Il dialogo tra Marcello Tedesco e Cesare Zavattini era iniziato un anno fa negli spazi di MTN – Museo Temporaneo Navile, per la mostra “Aspettando Za”. L’esposizione, programmata per novembre-dicembre 2020, a causa del lockdown è stata aperta al pubblico solo a febbraio 2021. Marcello Tedesco, però, è riuscito a sfruttare quei mesi di chiusura per approfondire il suo legame con Cesare Zavattini. La project room del museo, infatti, si trasforma nello studio dell’artista che produce, circondato dai lavori del maestro, il gruppo scultoreo presentato appunto nella mostra “A vrès”, circondato, anche questa volta, e, quasi protetto, dai dipinti di Zavattini. Questi ultimi sono stati volutamente disposti a un’altezza ravvicinata al pavimento e sembrano non solo volersi unire al gruppo scultoreo ma anche suggerire uno sguardo verso il basso.

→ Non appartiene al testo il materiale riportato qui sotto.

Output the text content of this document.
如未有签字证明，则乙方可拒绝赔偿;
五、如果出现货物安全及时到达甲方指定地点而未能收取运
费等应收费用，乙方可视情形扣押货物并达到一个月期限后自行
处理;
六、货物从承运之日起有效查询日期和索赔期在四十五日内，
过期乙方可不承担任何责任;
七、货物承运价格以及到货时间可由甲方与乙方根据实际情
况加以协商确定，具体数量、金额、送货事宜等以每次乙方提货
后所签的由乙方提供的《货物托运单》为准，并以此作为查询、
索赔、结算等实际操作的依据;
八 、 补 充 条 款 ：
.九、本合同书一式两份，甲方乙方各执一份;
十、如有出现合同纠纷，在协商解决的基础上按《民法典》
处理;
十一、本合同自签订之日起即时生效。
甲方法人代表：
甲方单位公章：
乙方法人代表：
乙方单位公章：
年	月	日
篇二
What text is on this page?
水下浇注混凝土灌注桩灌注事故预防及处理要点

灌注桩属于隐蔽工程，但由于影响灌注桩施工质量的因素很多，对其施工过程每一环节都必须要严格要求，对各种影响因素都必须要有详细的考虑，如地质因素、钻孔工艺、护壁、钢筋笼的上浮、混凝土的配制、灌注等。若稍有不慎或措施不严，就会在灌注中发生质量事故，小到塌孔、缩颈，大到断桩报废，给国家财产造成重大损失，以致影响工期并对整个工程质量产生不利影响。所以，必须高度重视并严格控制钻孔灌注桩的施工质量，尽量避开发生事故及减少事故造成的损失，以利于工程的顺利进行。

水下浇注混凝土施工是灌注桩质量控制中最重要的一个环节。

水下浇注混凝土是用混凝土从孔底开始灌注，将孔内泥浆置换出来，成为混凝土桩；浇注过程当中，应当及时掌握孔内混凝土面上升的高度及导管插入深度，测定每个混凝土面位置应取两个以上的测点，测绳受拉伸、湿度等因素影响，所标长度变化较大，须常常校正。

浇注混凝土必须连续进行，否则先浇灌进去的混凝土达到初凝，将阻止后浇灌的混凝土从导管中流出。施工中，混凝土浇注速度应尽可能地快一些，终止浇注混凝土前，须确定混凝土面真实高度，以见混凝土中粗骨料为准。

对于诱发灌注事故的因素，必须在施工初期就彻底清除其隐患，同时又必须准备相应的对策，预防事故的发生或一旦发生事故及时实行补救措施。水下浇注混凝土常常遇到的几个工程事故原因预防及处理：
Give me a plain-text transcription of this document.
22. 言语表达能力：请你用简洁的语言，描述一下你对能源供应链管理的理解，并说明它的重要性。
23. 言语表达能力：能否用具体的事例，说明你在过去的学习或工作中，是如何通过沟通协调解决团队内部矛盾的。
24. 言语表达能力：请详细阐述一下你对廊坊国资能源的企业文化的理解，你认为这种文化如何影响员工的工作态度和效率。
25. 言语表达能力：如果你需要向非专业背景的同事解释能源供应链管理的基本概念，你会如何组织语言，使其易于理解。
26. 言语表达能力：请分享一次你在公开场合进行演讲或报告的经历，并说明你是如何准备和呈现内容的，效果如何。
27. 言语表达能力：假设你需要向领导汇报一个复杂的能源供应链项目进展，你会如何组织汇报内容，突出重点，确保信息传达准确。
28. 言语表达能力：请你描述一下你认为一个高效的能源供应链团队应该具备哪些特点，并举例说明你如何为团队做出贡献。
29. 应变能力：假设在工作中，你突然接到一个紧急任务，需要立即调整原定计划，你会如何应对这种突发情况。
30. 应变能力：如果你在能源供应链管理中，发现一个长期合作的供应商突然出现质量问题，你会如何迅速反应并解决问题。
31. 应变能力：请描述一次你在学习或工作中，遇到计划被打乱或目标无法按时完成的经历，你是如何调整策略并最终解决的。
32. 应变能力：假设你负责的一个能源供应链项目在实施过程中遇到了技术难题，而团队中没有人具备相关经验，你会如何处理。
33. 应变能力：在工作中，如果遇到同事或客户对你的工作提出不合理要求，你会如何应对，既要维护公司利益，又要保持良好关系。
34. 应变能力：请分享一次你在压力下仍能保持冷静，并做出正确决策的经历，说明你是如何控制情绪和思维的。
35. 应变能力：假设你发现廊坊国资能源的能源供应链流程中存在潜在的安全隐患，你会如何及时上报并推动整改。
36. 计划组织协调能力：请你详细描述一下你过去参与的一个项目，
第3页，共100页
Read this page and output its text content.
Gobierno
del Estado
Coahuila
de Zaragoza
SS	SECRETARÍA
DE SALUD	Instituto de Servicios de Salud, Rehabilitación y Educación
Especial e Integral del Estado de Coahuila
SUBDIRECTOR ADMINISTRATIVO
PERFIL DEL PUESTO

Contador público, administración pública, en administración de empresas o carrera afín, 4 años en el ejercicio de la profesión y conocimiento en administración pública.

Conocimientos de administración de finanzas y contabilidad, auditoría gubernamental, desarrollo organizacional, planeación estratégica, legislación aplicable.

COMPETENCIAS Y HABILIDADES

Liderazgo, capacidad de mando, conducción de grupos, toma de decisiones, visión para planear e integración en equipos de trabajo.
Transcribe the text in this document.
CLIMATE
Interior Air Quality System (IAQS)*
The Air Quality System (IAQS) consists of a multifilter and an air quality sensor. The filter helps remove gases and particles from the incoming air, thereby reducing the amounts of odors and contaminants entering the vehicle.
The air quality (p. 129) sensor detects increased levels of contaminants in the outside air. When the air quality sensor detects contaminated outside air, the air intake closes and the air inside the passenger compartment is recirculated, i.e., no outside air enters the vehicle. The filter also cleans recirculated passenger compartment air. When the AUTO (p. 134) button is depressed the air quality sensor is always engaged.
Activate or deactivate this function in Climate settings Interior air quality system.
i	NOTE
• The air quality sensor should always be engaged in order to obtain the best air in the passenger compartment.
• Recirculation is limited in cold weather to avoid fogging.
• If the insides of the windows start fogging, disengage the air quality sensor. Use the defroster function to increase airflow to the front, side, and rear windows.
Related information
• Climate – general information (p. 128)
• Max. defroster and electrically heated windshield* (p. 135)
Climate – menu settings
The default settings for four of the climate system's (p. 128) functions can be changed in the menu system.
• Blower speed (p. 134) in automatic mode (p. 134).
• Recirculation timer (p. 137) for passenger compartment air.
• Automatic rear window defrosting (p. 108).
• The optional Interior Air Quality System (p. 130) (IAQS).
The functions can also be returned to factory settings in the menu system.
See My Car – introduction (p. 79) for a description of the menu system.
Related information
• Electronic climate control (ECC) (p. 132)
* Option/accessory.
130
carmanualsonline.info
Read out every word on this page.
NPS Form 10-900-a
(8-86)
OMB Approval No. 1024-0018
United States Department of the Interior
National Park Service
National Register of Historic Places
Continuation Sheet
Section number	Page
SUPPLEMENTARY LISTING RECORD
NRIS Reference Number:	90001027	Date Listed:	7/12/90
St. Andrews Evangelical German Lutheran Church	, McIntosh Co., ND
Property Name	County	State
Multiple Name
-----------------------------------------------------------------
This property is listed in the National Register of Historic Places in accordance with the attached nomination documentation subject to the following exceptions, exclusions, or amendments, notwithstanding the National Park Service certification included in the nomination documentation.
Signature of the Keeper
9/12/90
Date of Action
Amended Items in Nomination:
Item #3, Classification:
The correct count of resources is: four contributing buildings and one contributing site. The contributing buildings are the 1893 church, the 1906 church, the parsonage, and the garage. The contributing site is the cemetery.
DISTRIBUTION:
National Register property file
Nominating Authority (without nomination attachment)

Entrando nello spazio espositivo, si percepisce una carica magnetica proveniente dalla scultura in cloruro di sodio, adagiata in una vasca di terracotta che, dissolvendosi con il passare dei giorni, esprime la sintesi di una nuova possibilità, un agire artistico che prevede ed esige nuove idee, forme e azioni. Così, le pennellate magmatiche e tormentate di Zavattini questa volta non costituiscono l’ispirazione di Tedesco ma si uniscono al suo lavoro, creando un insieme di forze che suggerisce una spinta verso una piena vitalità, «Vulcanica e pregna di dinamismo», come scrive Vergine nel testo critico.
“Aspettando Za” era quindi una prima espressione di una ricerca lunga e approfondita che Marcello Tedesco porta avanti da anni su Cesare Zavattini, suo mentore e figura di riferimento, grazie al quale ha iniziato a indagare e sviluppare una nuova forma di pensiero e di analisi del mondo e della realtà. Se, infatti, «I volti di Zavattini sembrano annunciarlo, le forme di Tedesco sembrano fatte per contenerlo, il vuoto». Un contenitore che però è solo temporaneo, come a divenire un serbatoio di maturazione e potenziamento di un’energia pronta a esplodere.
Il vuoto a cui si è dato spazio nella mostra “A vrés” non è un vuoto dal quale scappare ma, al contrario, dove voler restare. Un vuoto in cui potersi rifugiare e riflettere, dal quale caricarsi per ritornare al mondo e alla realtà con rinnovate idee e pensieri.